Na passarela que ficava sobre a Noroeste, a propósito, camelôs comercializavam produtos trazidos do Paraguai, no período em que importações eram proibidas.
“Era um ponto de venda de muamba e muitos desavisados eram assaltados por aquela região. Isso só resolveu com a demolição [da passarela], mesmo. Os camelôs foram para onde hoje é o camelódromo e a região melhorou bastante”, conta o aposentado Carlos Alberto Muniz, 76, frequentador da região central. “Aqui mesmo nessa área a gente não passava de carro, era fechada. Dava muito marginal, a gente sabia até de ‘desova’ de corpo no córrego”, completa.
Apesar do lado obscuro, uma quadra acima do ponto “perigoso” da rua, fica uma das célebres referências da Barão, que até hoje faz um dos cafés famosos da cidade. Com muita simplicidade, o Bar do Zé era ponto de encontro de fazendeiros e políticos, justamente por estar nesse corredor.
“A importância do bar era pelos frequentadores. A gente ouvia dizer que acordos, negociações, coisas do tipo tinham sido fechadas lá. Mas, para quem quiser um cafezinho bom, ainda vale a pena visitar o local. Dá para saber muito da história da cidade sentando ali”, aponta Calheiros. “De uma forma ou de outra, havia manifestações políticas por ali”, conclui.

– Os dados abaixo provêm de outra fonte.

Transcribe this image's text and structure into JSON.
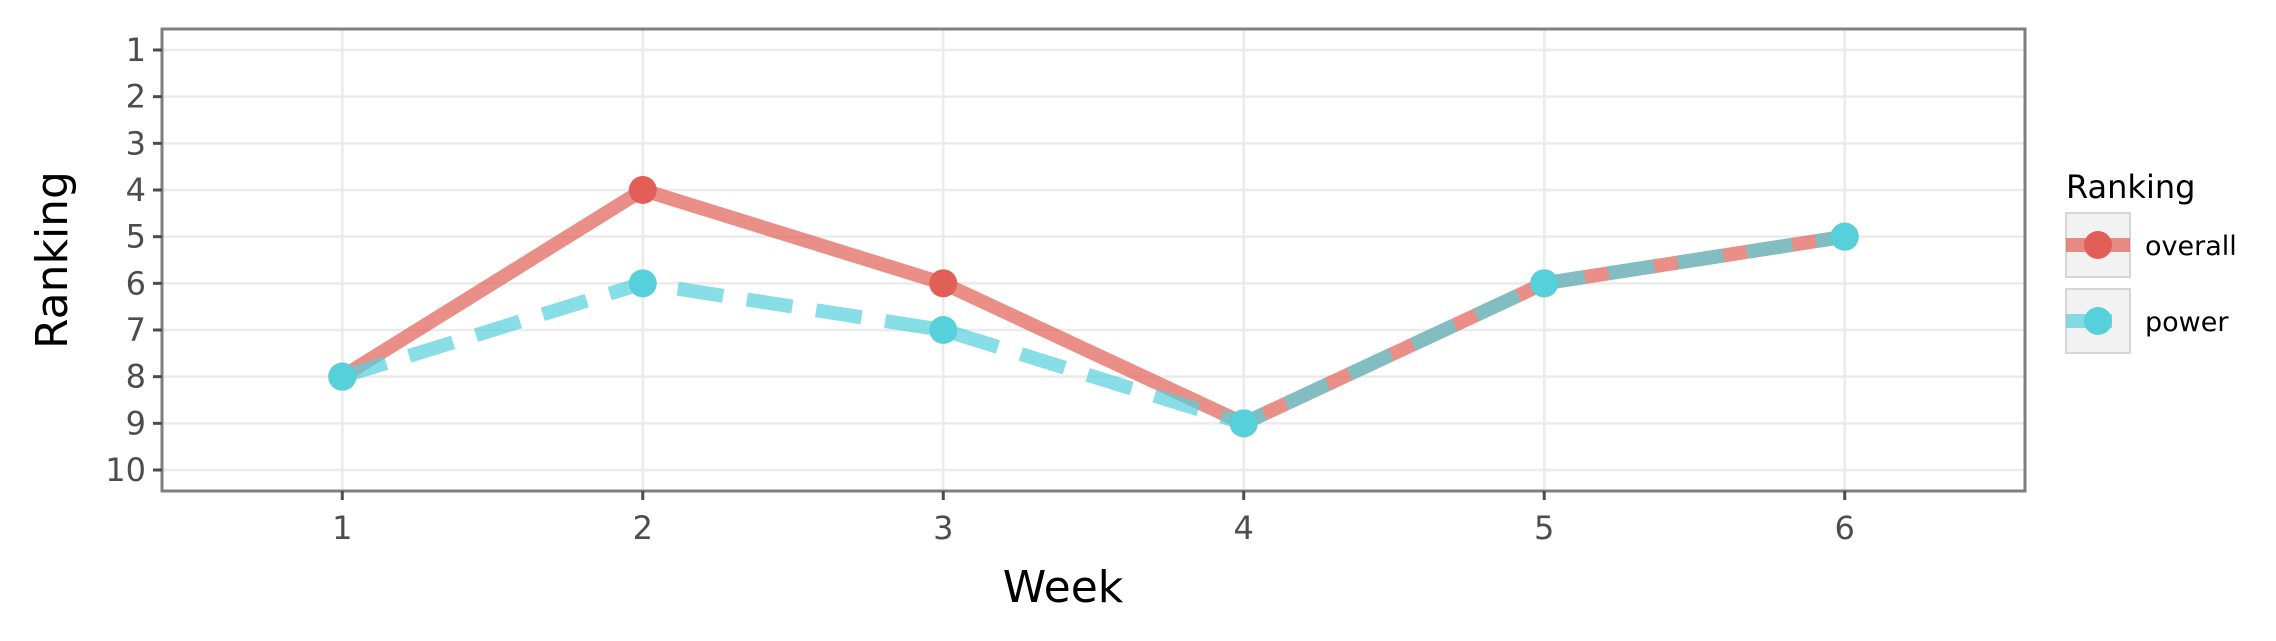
{
  "chart_data": {
    "type": "line",
    "xlabel": "Week",
    "ylabel": "Ranking",
    "x": [
      1,
      2,
      3,
      4,
      5,
      6
    ],
    "xlim": [
      0.4,
      6.6
    ],
    "ylim": [
      10.45,
      0.55
    ],
    "y_reversed": true,
    "x_ticks": [
      1,
      2,
      3,
      4,
      5,
      6
    ],
    "y_ticks": [
      1,
      2,
      3,
      4,
      5,
      6,
      7,
      8,
      9,
      10
    ],
    "grid": true,
    "legend": {
      "title": "Ranking",
      "position": "right"
    },
    "series": [
      {
        "name": "overall",
        "values": [
          8,
          4,
          6,
          9,
          6,
          5
        ],
        "color": "#e15f56",
        "line_style": "solid"
      },
      {
        "name": "power",
        "values": [
          8,
          6,
          7,
          9,
          6,
          5
        ],
        "color": "#56d0db",
        "line_style": "dashed"
      }
    ]
  }
}
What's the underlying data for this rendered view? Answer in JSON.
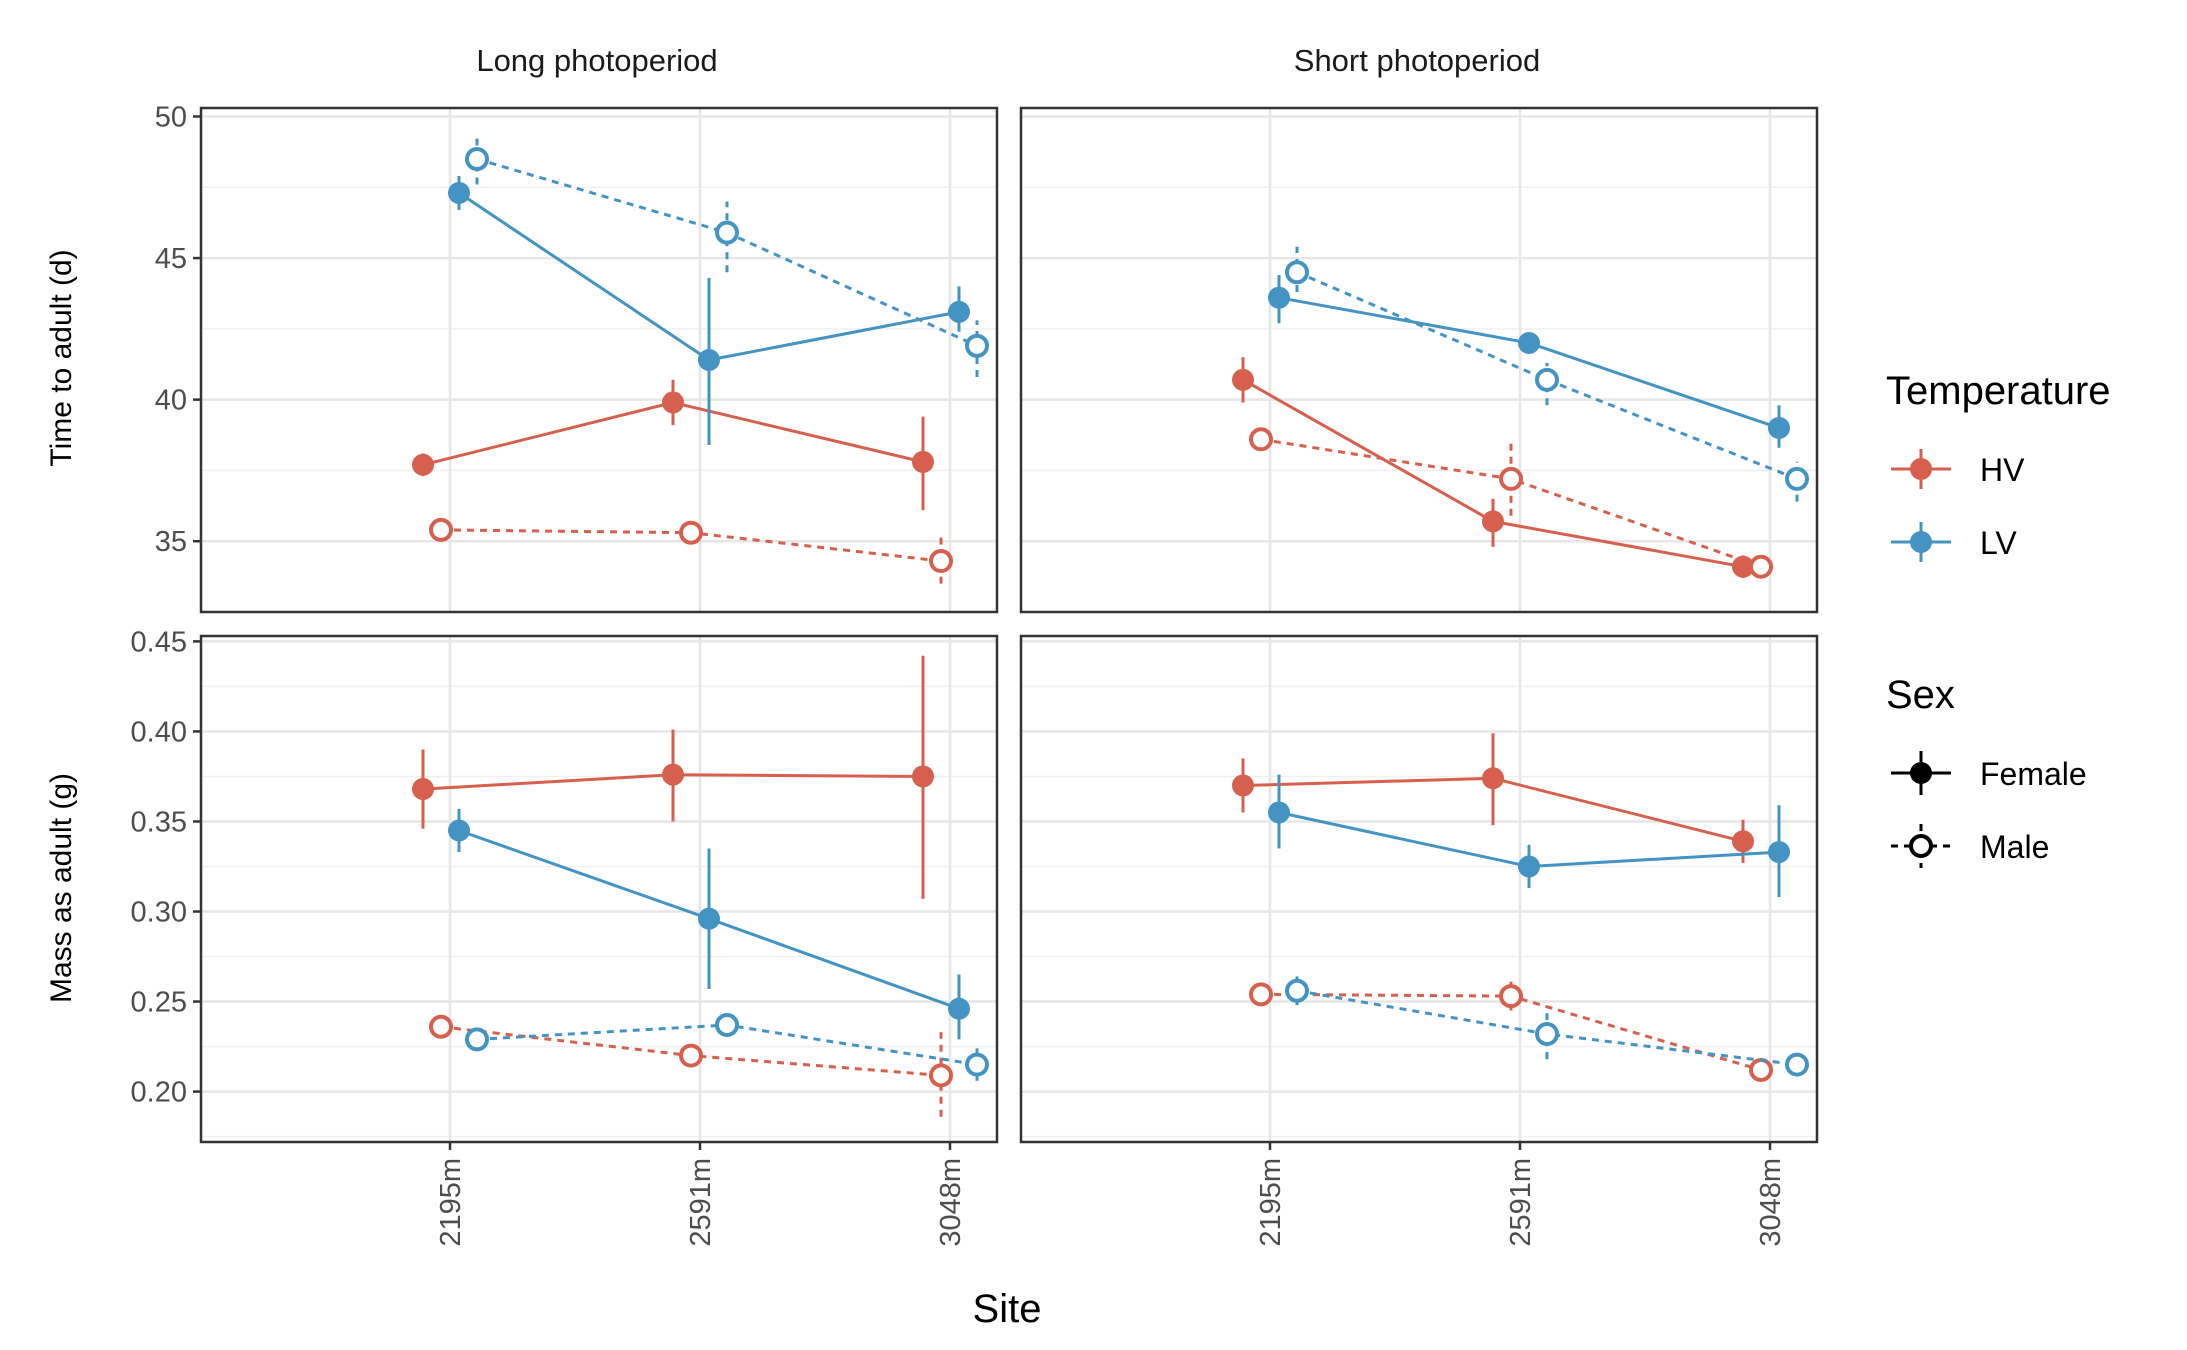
{
  "chart_data": {
    "type": "line",
    "facet_columns": [
      "Long photoperiod",
      "Short photoperiod"
    ],
    "facet_rows": [
      {
        "ylabel": "Time to adult (d)",
        "ylim": [
          32.5,
          50.3
        ],
        "breaks": [
          35,
          40,
          45,
          50
        ],
        "tick_labels": [
          "35",
          "40",
          "45",
          "50"
        ]
      },
      {
        "ylabel": "Mass as adult (g)",
        "ylim": [
          0.172,
          0.453
        ],
        "breaks": [
          0.2,
          0.25,
          0.3,
          0.35,
          0.4,
          0.45
        ],
        "tick_labels": [
          "0.20",
          "0.25",
          "0.30",
          "0.35",
          "0.40",
          "0.45"
        ]
      }
    ],
    "categories": [
      "2195m",
      "2591m",
      "3048m"
    ],
    "xlabel": "Site",
    "grid": true,
    "legend": {
      "position": "right",
      "temperature": {
        "title": "Temperature",
        "entries": [
          "HV",
          "LV"
        ]
      },
      "sex": {
        "title": "Sex",
        "entries": [
          "Female",
          "Male"
        ]
      }
    },
    "colors": {
      "HV": "#d6604d",
      "LV": "#4393c3"
    },
    "series": [
      {
        "panel": "Time to adult (d)",
        "photoperiod": "Long photoperiod",
        "temperature": "HV",
        "sex": "Female",
        "values": [
          37.7,
          39.9,
          37.8
        ],
        "errors": [
          [
            37.3,
            38.1
          ],
          [
            39.1,
            40.7
          ],
          [
            36.1,
            39.4
          ]
        ]
      },
      {
        "panel": "Time to adult (d)",
        "photoperiod": "Long photoperiod",
        "temperature": "HV",
        "sex": "Male",
        "values": [
          35.4,
          35.3,
          34.3
        ],
        "errors": [
          [
            35.1,
            35.7
          ],
          [
            35.0,
            35.6
          ],
          [
            33.5,
            35.2
          ]
        ]
      },
      {
        "panel": "Time to adult (d)",
        "photoperiod": "Long photoperiod",
        "temperature": "LV",
        "sex": "Female",
        "values": [
          47.3,
          41.4,
          43.1
        ],
        "errors": [
          [
            46.7,
            47.9
          ],
          [
            38.4,
            44.3
          ],
          [
            42.4,
            44.0
          ]
        ]
      },
      {
        "panel": "Time to adult (d)",
        "photoperiod": "Long photoperiod",
        "temperature": "LV",
        "sex": "Male",
        "values": [
          48.5,
          45.9,
          41.9
        ],
        "errors": [
          [
            47.6,
            49.3
          ],
          [
            44.5,
            47.0
          ],
          [
            40.8,
            42.8
          ]
        ]
      },
      {
        "panel": "Time to adult (d)",
        "photoperiod": "Short photoperiod",
        "temperature": "HV",
        "sex": "Female",
        "values": [
          40.7,
          35.7,
          34.1
        ],
        "errors": [
          [
            39.9,
            41.5
          ],
          [
            34.8,
            36.5
          ],
          [
            33.7,
            34.5
          ]
        ]
      },
      {
        "panel": "Time to adult (d)",
        "photoperiod": "Short photoperiod",
        "temperature": "HV",
        "sex": "Male",
        "values": [
          38.6,
          37.2,
          34.1
        ],
        "errors": [
          [
            38.3,
            38.9
          ],
          [
            35.9,
            38.5
          ],
          [
            33.8,
            34.4
          ]
        ]
      },
      {
        "panel": "Time to adult (d)",
        "photoperiod": "Short photoperiod",
        "temperature": "LV",
        "sex": "Female",
        "values": [
          43.6,
          42.0,
          39.0
        ],
        "errors": [
          [
            42.7,
            44.4
          ],
          [
            41.7,
            42.3
          ],
          [
            38.3,
            39.8
          ]
        ]
      },
      {
        "panel": "Time to adult (d)",
        "photoperiod": "Short photoperiod",
        "temperature": "LV",
        "sex": "Male",
        "values": [
          44.5,
          40.7,
          37.2
        ],
        "errors": [
          [
            43.8,
            45.4
          ],
          [
            39.8,
            41.3
          ],
          [
            36.4,
            37.8
          ]
        ]
      },
      {
        "panel": "Mass as adult (g)",
        "photoperiod": "Long photoperiod",
        "temperature": "HV",
        "sex": "Female",
        "values": [
          0.368,
          0.376,
          0.375
        ],
        "errors": [
          [
            0.346,
            0.39
          ],
          [
            0.35,
            0.401
          ],
          [
            0.307,
            0.442
          ]
        ]
      },
      {
        "panel": "Mass as adult (g)",
        "photoperiod": "Long photoperiod",
        "temperature": "HV",
        "sex": "Male",
        "values": [
          0.236,
          0.22,
          0.209
        ],
        "errors": [
          [
            0.23,
            0.242
          ],
          [
            0.214,
            0.226
          ],
          [
            0.186,
            0.233
          ]
        ]
      },
      {
        "panel": "Mass as adult (g)",
        "photoperiod": "Long photoperiod",
        "temperature": "LV",
        "sex": "Female",
        "values": [
          0.345,
          0.296,
          0.246
        ],
        "errors": [
          [
            0.333,
            0.357
          ],
          [
            0.257,
            0.335
          ],
          [
            0.229,
            0.265
          ]
        ]
      },
      {
        "panel": "Mass as adult (g)",
        "photoperiod": "Long photoperiod",
        "temperature": "LV",
        "sex": "Male",
        "values": [
          0.229,
          0.237,
          0.215
        ],
        "errors": [
          [
            0.224,
            0.234
          ],
          [
            0.231,
            0.243
          ],
          [
            0.206,
            0.224
          ]
        ]
      },
      {
        "panel": "Mass as adult (g)",
        "photoperiod": "Short photoperiod",
        "temperature": "HV",
        "sex": "Female",
        "values": [
          0.37,
          0.374,
          0.339
        ],
        "errors": [
          [
            0.355,
            0.385
          ],
          [
            0.348,
            0.399
          ],
          [
            0.327,
            0.351
          ]
        ]
      },
      {
        "panel": "Mass as adult (g)",
        "photoperiod": "Short photoperiod",
        "temperature": "HV",
        "sex": "Male",
        "values": [
          0.254,
          0.253,
          0.212
        ],
        "errors": [
          [
            0.249,
            0.259
          ],
          [
            0.245,
            0.261
          ],
          [
            0.208,
            0.216
          ]
        ]
      },
      {
        "panel": "Mass as adult (g)",
        "photoperiod": "Short photoperiod",
        "temperature": "LV",
        "sex": "Female",
        "values": [
          0.355,
          0.325,
          0.333
        ],
        "errors": [
          [
            0.335,
            0.376
          ],
          [
            0.313,
            0.337
          ],
          [
            0.308,
            0.359
          ]
        ]
      },
      {
        "panel": "Mass as adult (g)",
        "photoperiod": "Short photoperiod",
        "temperature": "LV",
        "sex": "Male",
        "values": [
          0.256,
          0.232,
          0.215
        ],
        "errors": [
          [
            0.248,
            0.264
          ],
          [
            0.218,
            0.244
          ],
          [
            0.211,
            0.219
          ]
        ]
      }
    ]
  }
}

Falando em manifestações políticas, foi em frente ao Bar do Zé, por sinal, que ocorreu um episódio tenso da história da rua quando, em novembro de 2005, o ambientalista Francisco Ancelmo de Barros, mais conhecido como Francelmo, ateou fogo no próprio corpo para denunciar crimes ambientais na região do Pantanal. Em homenagem ao ambientalista, o local ganhou um pequeno memorial criado pelo arquiteto Gil Carlos de Camillo, com uma maquete do Pantanal.